Jerusalem (CNSNews.com) - The West is trying to bully Iran into giving up its nuclear program, Iran's supreme leader said on Monday. Tehran once again appeared to be flip-flopping on its agreement to suspend nuclear activities, which could be used in the making of an atomic bomb.
The United Nations' international nuclear watchdog agency was set to meet again on Monday to decide whether Iran had complied with a deal worked out between Tehran and three European Union countries -- Britain, France and Germany -- to forestall possible U.N. Security Council sanctions.
Iran sent a letter to the U.N.'s International Atomic Energy Agency on Sunday stating that it would completely suspend the activity of all its centrifuges, including 20 that it earlier said would continue to operate for research purposes.
But Iran's top nuclear negotiator Hossein Moussavian said on Monday that Iran had not dropped its demands regarding the 20 centrifuges.
"We have informed the agency that the 20 centrifuges should not be sealed and will go under the agency's inspection," Moussavian was quoted as saying by the official Iranian news agency IRNA.
According to a separate IRNA report on Monday, Moussavian "gloated" that "all the basic modifications" that Tehran had demanded were contained in the European draft resolution. He described it as "the most positive resolution Tehran had ever achieved in is nuclear dispute.
Iranian Supreme Leader Ayatollah Ali Khameni also said on Monday that his country would never give up its rights to its civilian nuclear technology, which had developed into a national industry.
The United States is convinced that Iran is using its civilian nuclear program as a cover to develop an atomic bomb and has been pushing for the issue of Iranian nuclear development to be referred to U.N. Security Council.
But the EU has favored diplomatic maneuvers until Iran's true intentions can be discovered.

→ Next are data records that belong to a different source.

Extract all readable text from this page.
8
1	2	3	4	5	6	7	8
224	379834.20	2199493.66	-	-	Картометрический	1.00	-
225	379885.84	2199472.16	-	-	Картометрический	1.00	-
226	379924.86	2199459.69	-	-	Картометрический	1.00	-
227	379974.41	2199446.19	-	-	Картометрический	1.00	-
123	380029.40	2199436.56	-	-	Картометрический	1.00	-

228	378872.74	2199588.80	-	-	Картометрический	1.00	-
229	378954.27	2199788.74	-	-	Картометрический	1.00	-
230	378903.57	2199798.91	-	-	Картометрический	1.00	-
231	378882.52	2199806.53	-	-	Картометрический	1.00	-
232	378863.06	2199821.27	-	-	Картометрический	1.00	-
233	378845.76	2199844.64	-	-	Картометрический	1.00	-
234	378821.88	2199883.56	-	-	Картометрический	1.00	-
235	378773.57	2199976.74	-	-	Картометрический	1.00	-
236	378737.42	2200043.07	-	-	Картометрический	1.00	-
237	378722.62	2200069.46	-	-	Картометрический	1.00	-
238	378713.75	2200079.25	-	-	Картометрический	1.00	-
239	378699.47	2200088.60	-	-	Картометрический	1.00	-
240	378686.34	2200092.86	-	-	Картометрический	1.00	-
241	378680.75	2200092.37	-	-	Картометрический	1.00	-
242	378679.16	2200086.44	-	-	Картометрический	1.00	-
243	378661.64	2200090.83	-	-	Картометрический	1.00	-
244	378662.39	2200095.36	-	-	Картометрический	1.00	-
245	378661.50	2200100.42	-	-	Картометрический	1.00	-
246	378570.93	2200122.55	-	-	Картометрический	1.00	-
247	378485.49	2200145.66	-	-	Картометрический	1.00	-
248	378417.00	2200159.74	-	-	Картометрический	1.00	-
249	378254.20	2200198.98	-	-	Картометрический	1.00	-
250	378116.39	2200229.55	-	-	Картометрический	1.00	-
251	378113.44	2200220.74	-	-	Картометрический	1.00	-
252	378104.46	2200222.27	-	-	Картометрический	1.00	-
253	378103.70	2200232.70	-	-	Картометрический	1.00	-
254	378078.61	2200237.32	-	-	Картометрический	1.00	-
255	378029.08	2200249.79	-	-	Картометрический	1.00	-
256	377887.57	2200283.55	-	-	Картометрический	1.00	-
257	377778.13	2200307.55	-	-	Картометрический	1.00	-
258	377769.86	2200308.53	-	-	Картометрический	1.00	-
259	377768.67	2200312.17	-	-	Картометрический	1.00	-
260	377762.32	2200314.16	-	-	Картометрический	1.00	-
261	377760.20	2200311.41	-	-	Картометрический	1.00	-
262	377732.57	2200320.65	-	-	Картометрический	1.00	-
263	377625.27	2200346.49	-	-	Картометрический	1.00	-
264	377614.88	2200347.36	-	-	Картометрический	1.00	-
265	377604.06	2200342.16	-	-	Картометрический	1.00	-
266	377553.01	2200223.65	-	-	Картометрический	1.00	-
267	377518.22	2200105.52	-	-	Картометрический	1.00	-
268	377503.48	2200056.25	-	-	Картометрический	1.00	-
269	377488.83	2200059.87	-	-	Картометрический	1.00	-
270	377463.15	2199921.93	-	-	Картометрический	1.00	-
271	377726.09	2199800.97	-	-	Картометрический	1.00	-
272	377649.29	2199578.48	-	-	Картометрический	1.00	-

Iran already broke a similar agreement with the EU-3 last year, but the IAEA has been determined to give Iran every chance to comply before referring the oil-rich state to the Security Council.
Khameni said that abandoning nuclear technology was Iran's red line and that the Iranian-EU accord had taken that into consideration.
"The Americans and the Western powers know for certain that Iran never goes after acquiring nuclear arms," said Khameni. "The propaganda against the Iranian nuclear program aims to force Iran to abandon nuclear technology, which has become a national industry in Iran."
Iran, he said, would never fear the threats posed by the bullying powers.
The German weekly Der Spiegel reported that Khamenei had personally ordered the construction of a secret tunnel last month to continue enriching uranium.
Citing a secret file, Der Spiegel said the tunnel, located near the uranium enrichment site in Isfahan, was concealed from spy satellites. It is intended to produce large amounts of the uranium UF6 gas, which could then be enriched to build a nuclear bomb.
The German weekly reported that Iranian foreign ministry spokesman Hamid Reza Asefi had called the report "baseless" and refuted the claim that such a tunnel could be hidden from spy satellites.
Meanwhile, Israeli Prime Minister Ariel Sharon said he did not believe that the EU-Iranian deal would succeed in stopping Iran's nuclear weapons' pursuit.
"Iran is making every effort to possess a nuclear weapon," Sharon was quoted as saying in an interview with Newsweek magazine. "It seems that the steps taken by the IAEA and the Europeans are insufficient to stop Iran's nuclear program."
Sharon said that instead of making a deal, "the only real solution" would be a major international effort "to exert economic and diplomatic pressure on Iran, and to bring the issue to the U.N. Security Council, where sanctions can be imposed."